Wikimedia Cloud Services team/EnhancementProposals/Decision record T362872 Toolforge policy agent enforcement model

From Wikitech

Origin task: phab:T362872

Date of the decision: 2024-04-24

No decision meeting was needed, agreement reached in the task.

Decision taken

Option 1 was chosen, enforcement via validation.

Rationale

It was the preference for everyone involved in the decision request.

Problem

Regardeless of the policy agent we finally decide for Toolforge (see {T362233}), and in addition to that decision, we also need to decide between a couple of options regarding how we want to enforce the different resource security policies, which may have some differences in the semantics and behavior of the platform.
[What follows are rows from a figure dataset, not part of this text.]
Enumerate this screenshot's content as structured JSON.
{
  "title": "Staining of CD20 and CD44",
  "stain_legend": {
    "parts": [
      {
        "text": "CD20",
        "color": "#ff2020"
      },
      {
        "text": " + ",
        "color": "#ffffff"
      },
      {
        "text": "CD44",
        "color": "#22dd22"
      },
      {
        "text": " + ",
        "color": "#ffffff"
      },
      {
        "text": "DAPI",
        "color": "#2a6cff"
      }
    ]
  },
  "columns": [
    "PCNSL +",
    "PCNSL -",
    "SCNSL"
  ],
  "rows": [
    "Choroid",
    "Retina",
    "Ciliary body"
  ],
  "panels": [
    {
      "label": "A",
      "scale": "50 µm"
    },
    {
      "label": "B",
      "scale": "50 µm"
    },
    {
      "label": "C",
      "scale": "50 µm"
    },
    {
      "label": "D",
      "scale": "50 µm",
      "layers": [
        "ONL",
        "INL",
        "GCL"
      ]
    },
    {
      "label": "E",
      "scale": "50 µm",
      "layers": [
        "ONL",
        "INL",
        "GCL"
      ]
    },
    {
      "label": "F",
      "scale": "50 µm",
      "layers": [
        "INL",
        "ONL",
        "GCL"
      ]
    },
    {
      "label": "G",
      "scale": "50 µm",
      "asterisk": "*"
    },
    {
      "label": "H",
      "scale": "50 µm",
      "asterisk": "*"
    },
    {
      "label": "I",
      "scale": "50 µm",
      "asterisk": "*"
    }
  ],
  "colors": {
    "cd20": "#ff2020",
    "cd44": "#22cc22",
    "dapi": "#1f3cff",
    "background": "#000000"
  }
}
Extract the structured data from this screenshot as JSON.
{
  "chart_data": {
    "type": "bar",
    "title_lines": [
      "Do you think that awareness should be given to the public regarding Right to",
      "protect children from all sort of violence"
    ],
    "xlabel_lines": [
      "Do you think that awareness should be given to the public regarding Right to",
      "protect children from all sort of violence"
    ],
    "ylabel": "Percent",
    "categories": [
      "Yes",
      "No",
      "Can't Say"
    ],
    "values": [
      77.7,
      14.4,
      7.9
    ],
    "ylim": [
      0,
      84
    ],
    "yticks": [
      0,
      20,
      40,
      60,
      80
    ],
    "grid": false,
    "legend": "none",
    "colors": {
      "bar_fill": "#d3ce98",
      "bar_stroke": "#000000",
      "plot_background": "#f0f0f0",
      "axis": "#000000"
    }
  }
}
Both Kyverno and OPA Gatekeeper can work in different modes:

  • enforcement via validation: reject resource definitions that doesn't meet the policies.
  • enforcement via mutation: mutate resource definitions so they conform with the policies.
  • no enforcement, only audit: all resources will be evaluated against the policies, and an audit record will be created.

Example of validation:

  • given a policy that requires every Pod resource to have `allowPrivilegeEscalation: false`
  • if somebody tries to create a Pod resource with `allowPrivilegeEscalation: true`, reject it. An error message will be produced.

Example of mutation:

  • given a policy that requires every Pod resource to have `allowPrivilegeEscalation: false`
  • every time a Pod resource is created, mutate it (modify it) to add `allowPrivilegeEscalation: false`. No error message will be produced.

Example of audit:

  • given a policy that requires every Pod resource to have `allowPrivilegeEscalation: false`
  • if a Pod resource doesn't conform to the policy, emit an audit record (but otherwise do nothing else).

Constraints and risks

  • this affects both for ourselves, in the different -api components we have, and tool developers that have direct access to the k8s API.
  • semantics are different, and require a different level of commitment, specially for users of the k8s API directly.

Options

Option 1

Enforcement via validation.

This makes everyone explicitly aware of the different policies we have in Toolforge kubernetes, given they have to manually adapt and code to conform to them.

Pros:

  • possibly the simplest, and perhaps the most classical behavior.
  • the semantic is explicit: if a policy violation happens, an visible error will be produced.

Cons:

  • may require code updates, to conform the policies.
  • given policies can change, these code updates may be required on a continuous basis

Option 2

Enforcement via mutation.

This doesn't makes everyone explicitly aware of the different policies we have in Toolforge kubernetes, because mutation is taking care of updating the resources to conform to policies.

Pros:

  • transparent enforcement for everyone, no error messages to decode
  • less code updates to track policy changes

Cons:

  • people are less aware of the different policies we have in Toolforge kubernetes
  • a piece of software arbitrarily updating resources sound a bit scary.
  • it is not clear how mutation would work for policy changes and already present resources. I.e a given Pod was mutated to conform policy on date X. But the policy has now changed. What do we do with the already defined Pod?

Option 3

Combination:

  • validation for optional policies
  • mutation for mandatory policies

Given there could be resource attributes that could be optional. We could introduce some kind of mixed approach.

Pros:

  • maybe the most flexible approach?

Cons:

  • perhaps the most confusing semantic? as there are things happening automagically, and others requiring explicit code changes.